Colloque: « Bien-être animal: quelles informations pour le consommateur? »

De gauche à droite : Louis Schweitzer, président de la LFDA, Loïc Dombreval, député, Matthieu Riché, directeur RSE du groupe Casino.

Le jeudi 13 juin s’est tenu à Sciences Po le premier colloque du groupe de travail de la clinique de l’École de droit sur la labellisation du bien-être animal, co-organisé avec l’association InfoTrack. L’événement était l’occasion de présenter plus en détail la démarche qui a conduit à la formation du projet. Cette première rencontre entre les participants au projet et l’ensemble des parties prenantes a également fourni le cadre d’échanges sur le riche sujet de la labellisation et de l’étiquetage du bien-être animal sur les produits d’origine animale (viande, œufs, produits laitiers et poisson).

Faciliter l’émergence d’une information de qualité au consommateur

La législation en matière de bien-être des animaux d’élevage est tournée vers une réglementation de seuils minimaux qui a laissé beaucoup de place à l’élaboration de normes volontaires supérieures. Les acteurs souhaitant agir plus pour les animaux se sont donc mobilisés et ont entrepris des démarches volontaires d’amélioration du traitement des animaux à tous les stades de la production. L’émergence de ces démarches volontaires a eu pour conséquence un déplacement du débat : de la réforme de la réglementation ayant trait au bien-être animal réclamée auprès des acteurs publics (droit « dur »), l’action s’est déportée sur le champ de l’information au consommateur, en collaboration avec les acteurs privés (droit « mou »).

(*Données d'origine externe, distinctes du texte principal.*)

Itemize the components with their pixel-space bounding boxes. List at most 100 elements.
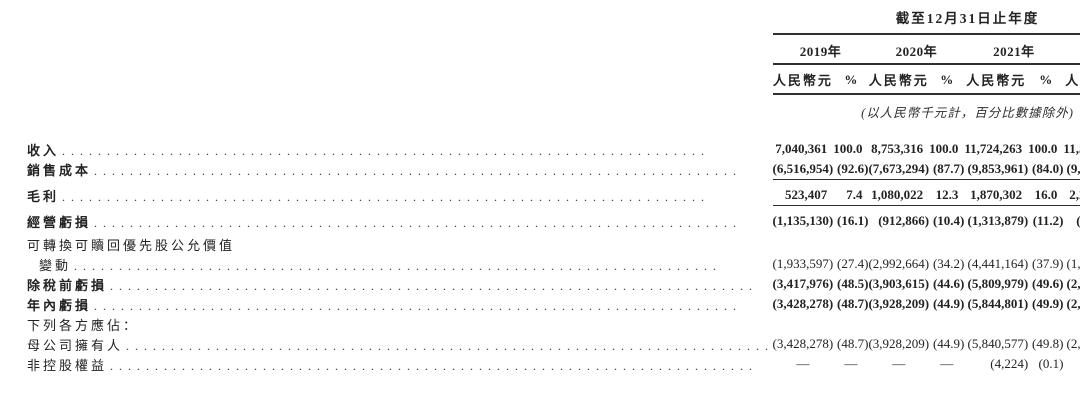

L’amélioration des pratiques par une meilleure information aux consommateurs répond à un raisonnement de nature économique, selon lequel une augmentation de la demande des consommateurs pour des produits plus respectueux du bien-être animal entraînera un changement des modes de production en amont. Toutefois, l’efficacité de cette démarche de changement par les comportements de consommation dépend pour grande partie de la possibilité pour les acteurs concernés de distinguer leurs produits sur le marché auprès des consommateurs par la communication d’une information de qualité. En l’absence d’une information crédible, il est en effet à craindre qu’une crise de confiance ne s’installe avant même que l’efficacité d’une réglementation des modes de production par l’information dans le domaine du bien-être animal ait pu être éprouvée. Or, le contexte actuel est celui d’une prolifération de l’information au consommateur en matière de bien-être animal, laissant présager l’avènement d’une telle crise de confiance.

En effet, depuis une dizaine d’années, la multiplication des initiatives prises par les acteurs économiques en faveur de normes supérieures de bien-être animal a conduit à l’élaboration de différents modes de communication aux consommateurs. Trois types de communication peuvent être retenus :

  • l’étiquetage des modes de production, tel qu’imposé par la réglementation européenne pour les œufs coquilles, et faisant l’objet d’engagements volontaires pour d’autres produits (notamment la volaille).
  • les labels et certifications informant sur le niveau de bien-être animal – y compris les labels multifactoriels, traitant d’une pluralité de dimensions, dans lequel le bien-être animal n’est qu’un objet parmi d’autres.
  • et plus largement ce que le vocabulaire de la régulation publicitaire dénomme allégations, c’est-à-dire  toute revendication, indication ou présentation utilisées pour la publicité d’un produit.

Fixer le cadre de la délivrance de cette information donnée au consommateur de sorte qu’elle soit pertinente, intelligible et crédible est devenu une nécessité. Partant de ce constat, le projet Sciences Po/InfoTrack a pour objectif de fournir un cadre à la production et communication de cette information par le biais d’une liste de principes directeurs. Ces principes ont été élaborés en consultation avec l’ensemble des parties prenantes engagés aux différents stades de la production de cette information : puissance publique, chercheurs, acteurs économiques privés et associatifs.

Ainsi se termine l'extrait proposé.